Communicate the value and shared context

After collecting initial context from team leads, it’s time to align everyone around the shared understanding of internal product capabilities and values.

This part is especially relevant for a technical product like SDK. It might not be used directly by everyone in the company, but everyone needs to understand what it is and how it could be useful for them. It also makes an overall environment more inclusive. With the same context, team members can articulate ideas and suggestions from their unique perspectives.

Setup regular workshops with each team

You can set up occasional workshops and Q&A sessions where people could ask any question about the internal product. The goal here is to educate your teammates about the capabilities and make sure everyone understands what the product does.

For the SDK, it looked this way: We started with a short presentation of what the SDK is. We explained the product with simple language tailored for each team. Then we walked through the “jobs” of SDK, describing each use-case separately. The rest of the meeting was an open conversation with questions.

Keep people informed about the progress

Make sure you communicate continuously how the product changes over time. Try to mention how the change benefits different stakeholders and why they should care. Just like external products have public Release Notes, the internal product needs to have a private alternative tailored for different teams.

During the time at Abstract, I was sending regular release notes for SDK every two weeks. These notes included:

  • What has changed in the last two weeks
  • What our team is planning to do during the next two weeks
  • How these recent changes impact other teams

This way, I could communicate our plans and challenges. Additionally, these documents became a source of truth for everything SDK-related. So I often refer them to bring new people in the team up to speed.

Make the internal product a first-class citizen

In a 60+ people team, people care about different parts of the product. It’s still important to make sure the internal product stays on top of mind for directly involved teams.

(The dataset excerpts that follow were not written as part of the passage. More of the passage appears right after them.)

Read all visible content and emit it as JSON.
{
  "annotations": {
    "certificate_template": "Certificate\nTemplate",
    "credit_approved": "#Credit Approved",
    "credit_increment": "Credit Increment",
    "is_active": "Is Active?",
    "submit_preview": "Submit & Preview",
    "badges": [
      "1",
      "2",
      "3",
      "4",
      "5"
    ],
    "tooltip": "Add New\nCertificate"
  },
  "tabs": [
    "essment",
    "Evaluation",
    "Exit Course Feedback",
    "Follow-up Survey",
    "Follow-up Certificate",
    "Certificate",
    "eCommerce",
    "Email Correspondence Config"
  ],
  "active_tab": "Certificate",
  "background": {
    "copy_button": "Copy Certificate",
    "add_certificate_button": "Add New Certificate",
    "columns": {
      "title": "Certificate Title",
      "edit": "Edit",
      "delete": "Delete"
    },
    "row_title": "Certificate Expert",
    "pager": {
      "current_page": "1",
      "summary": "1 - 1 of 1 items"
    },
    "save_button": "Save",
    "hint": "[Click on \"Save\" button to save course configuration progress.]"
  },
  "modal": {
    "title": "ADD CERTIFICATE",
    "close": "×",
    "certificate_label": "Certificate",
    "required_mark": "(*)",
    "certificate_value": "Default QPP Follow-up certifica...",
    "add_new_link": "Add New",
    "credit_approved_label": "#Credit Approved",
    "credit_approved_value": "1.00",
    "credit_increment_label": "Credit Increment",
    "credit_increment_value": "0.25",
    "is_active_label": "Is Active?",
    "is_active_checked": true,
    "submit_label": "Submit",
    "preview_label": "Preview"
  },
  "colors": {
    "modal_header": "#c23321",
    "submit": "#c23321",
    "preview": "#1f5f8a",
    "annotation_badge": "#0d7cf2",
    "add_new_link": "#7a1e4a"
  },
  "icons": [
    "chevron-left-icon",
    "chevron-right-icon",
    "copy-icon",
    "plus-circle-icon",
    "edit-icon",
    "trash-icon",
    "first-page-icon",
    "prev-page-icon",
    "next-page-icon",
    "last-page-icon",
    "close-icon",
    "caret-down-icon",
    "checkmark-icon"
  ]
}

In our case, SDK was closely related to API requests developed by a backend team. It means that every time there is a new API request, there should be a reflective change in the SDK. It was critical to set up a direct communication channel between our teams—so everyone would know about updates on both ends. We ended up setting a Slack + GitHub integration to keep teams aligned. The Slack bot has subscribed to the GitHub repository’s RSS feed. The new entry in the RSS feed would trigger the notification in Slack.

Help people make progress

At this point, people should have a shared understanding of the product and how it helps them. If you set up all the systems in place (well-written documentation, internal FAQ, release notes, etc.) the team should be well-positioned for success. The only thing left is to maintain this direction.

Close feedback loops with internal stakeholders

With a shared understanding of the product, people would be more willing to contribute and send specific requests. Make sure you have a system in place to handle every one of them. More importantly, make sure you get back to those who requested a feature or reported a bug with clear next steps. Answering people’s requests would help build the relationship even further.

Closing feedback loop concept
The closing feedback loop concept (Image: Ahmed Sulaiman)

Wrapping Up

Maintaining and growing an internal product isn’t different from building a regular product for external customers. To summarise, it’s a continuous process where you need to:

  • Constantly watch how the team’s needs evolve. What are their objectives and motivations?
  • Communicate and educate team members. Stay on top of the new perspective each of them brings.
  • Support your teammates while they use the product internally. Respond to feature requests and bug reports.